The plot takes off when the retired, ex-colonial Major Benjy, pulls open his front door to Elizabeth Mapp. He puts on what charm he can for Tilling’s best-known lady of leisure. What he hasn’t put on however, are his trousers. And for those of us familiar with Miss Mapp’s class-based sensibilities, we soon realise we have a game on. And what a wonderful game it is! We are taken to the highways and byways – the ins and outs – of both Tilling and its residents.
Thus we are: privy to a dinner party where the Major out-sozzles himself with archetypal élan and discovers himself in an unwelcome spotlight; to a crossword puzzle that leads to cross words and dangerously crossed lines between Tilling’s finest; to a rubber of bridge that bounces about like a crime thriller, and to a cake competition that gradually rises with unbearable, and unchristian, tension, culminating in a form of Find-the-Lady played with a chocolate gateaux, a white frosted icing cake, a cohort of name flags and a tin of Cherry Blossom shoe polish.

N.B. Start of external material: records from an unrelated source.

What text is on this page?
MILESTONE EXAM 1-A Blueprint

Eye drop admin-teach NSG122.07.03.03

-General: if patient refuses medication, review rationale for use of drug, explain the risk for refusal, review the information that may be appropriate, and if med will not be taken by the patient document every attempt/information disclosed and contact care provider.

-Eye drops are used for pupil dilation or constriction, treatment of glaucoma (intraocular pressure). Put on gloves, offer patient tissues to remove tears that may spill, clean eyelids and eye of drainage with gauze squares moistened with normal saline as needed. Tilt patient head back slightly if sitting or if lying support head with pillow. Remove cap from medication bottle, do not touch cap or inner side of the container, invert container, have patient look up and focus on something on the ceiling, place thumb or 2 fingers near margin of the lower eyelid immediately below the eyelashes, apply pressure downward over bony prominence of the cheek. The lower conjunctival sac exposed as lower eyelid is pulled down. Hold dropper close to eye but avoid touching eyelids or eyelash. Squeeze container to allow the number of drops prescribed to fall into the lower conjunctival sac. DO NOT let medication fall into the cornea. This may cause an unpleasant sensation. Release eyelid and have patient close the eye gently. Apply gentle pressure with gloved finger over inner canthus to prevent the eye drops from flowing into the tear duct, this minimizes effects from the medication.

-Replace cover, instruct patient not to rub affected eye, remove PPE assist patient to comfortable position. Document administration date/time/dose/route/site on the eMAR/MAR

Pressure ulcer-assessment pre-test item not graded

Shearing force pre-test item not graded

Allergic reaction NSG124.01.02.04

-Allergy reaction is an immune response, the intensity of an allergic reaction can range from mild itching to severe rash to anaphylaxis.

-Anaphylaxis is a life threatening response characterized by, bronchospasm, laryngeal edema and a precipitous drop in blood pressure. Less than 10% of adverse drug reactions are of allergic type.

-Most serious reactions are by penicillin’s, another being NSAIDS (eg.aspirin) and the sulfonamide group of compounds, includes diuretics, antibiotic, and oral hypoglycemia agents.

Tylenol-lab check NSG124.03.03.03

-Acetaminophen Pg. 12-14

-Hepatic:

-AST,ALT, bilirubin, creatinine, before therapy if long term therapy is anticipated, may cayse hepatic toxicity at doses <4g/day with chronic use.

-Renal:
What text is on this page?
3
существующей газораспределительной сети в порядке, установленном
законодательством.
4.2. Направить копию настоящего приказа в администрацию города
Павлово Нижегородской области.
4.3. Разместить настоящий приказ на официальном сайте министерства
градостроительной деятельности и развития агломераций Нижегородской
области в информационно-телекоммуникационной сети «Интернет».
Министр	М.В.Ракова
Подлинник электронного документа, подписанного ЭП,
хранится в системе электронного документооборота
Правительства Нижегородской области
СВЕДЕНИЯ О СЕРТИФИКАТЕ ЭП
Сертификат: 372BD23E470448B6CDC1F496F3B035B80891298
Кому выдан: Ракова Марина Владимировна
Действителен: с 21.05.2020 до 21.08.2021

We learn of the delicately described exertions of Major Benjy with the enigmatic love interest—Heather, as the story flows along, its twists and turns, eddies and ripples seeping into the reader from one of the finest and funniest works of fiction to appear in a very long time.
Most importantly, the author portrays – through a medium-dry and perfectly honed humour – just how unpleasant people can be to one another however intimate they may seem. In doing so he offers us insight to both the characters and ourselves. And in the finest traditions of literature of any genre, he enables us to realise once again that human nature, whatever its social origins, is complex, contradictory and often unpleasantly surprising.
This is especially true when he portrays the ruthless demands of the English class system and those driven by its diktats. There is one scene in particular that does this superbly. This is when one of the female characters takes verbal revenge on her hostess, friend, confidante, and bitter enemy. So powerful is the description of her emotions that we are reminded how skilfully the genre of humour can be used to portray the vagaries of the human spirit when in capable hands.
In summary what we have here is an enchanting and poignant masterpiece that takes us back to a world we had thought long gone. Hence we are able to revisit life in the town of Tilling several generations after it effectively ceased to exist. Once again we can share the lives of a set of irrepressible characters who plot and scheme to outdo friend and foe alike and who portray their very human sides as they do so.
Yes, raising the dead has it dangers, but the only danger with this book is that we consider it one of the very best by E.F. Benson, when it is, in fact, written by a posthumous protégée of whom that same Fred Benson would be very proud indeed.
We look forward to having our spirits raised again soon by Guy Fraser-Sampson. And the sooner that happens the better.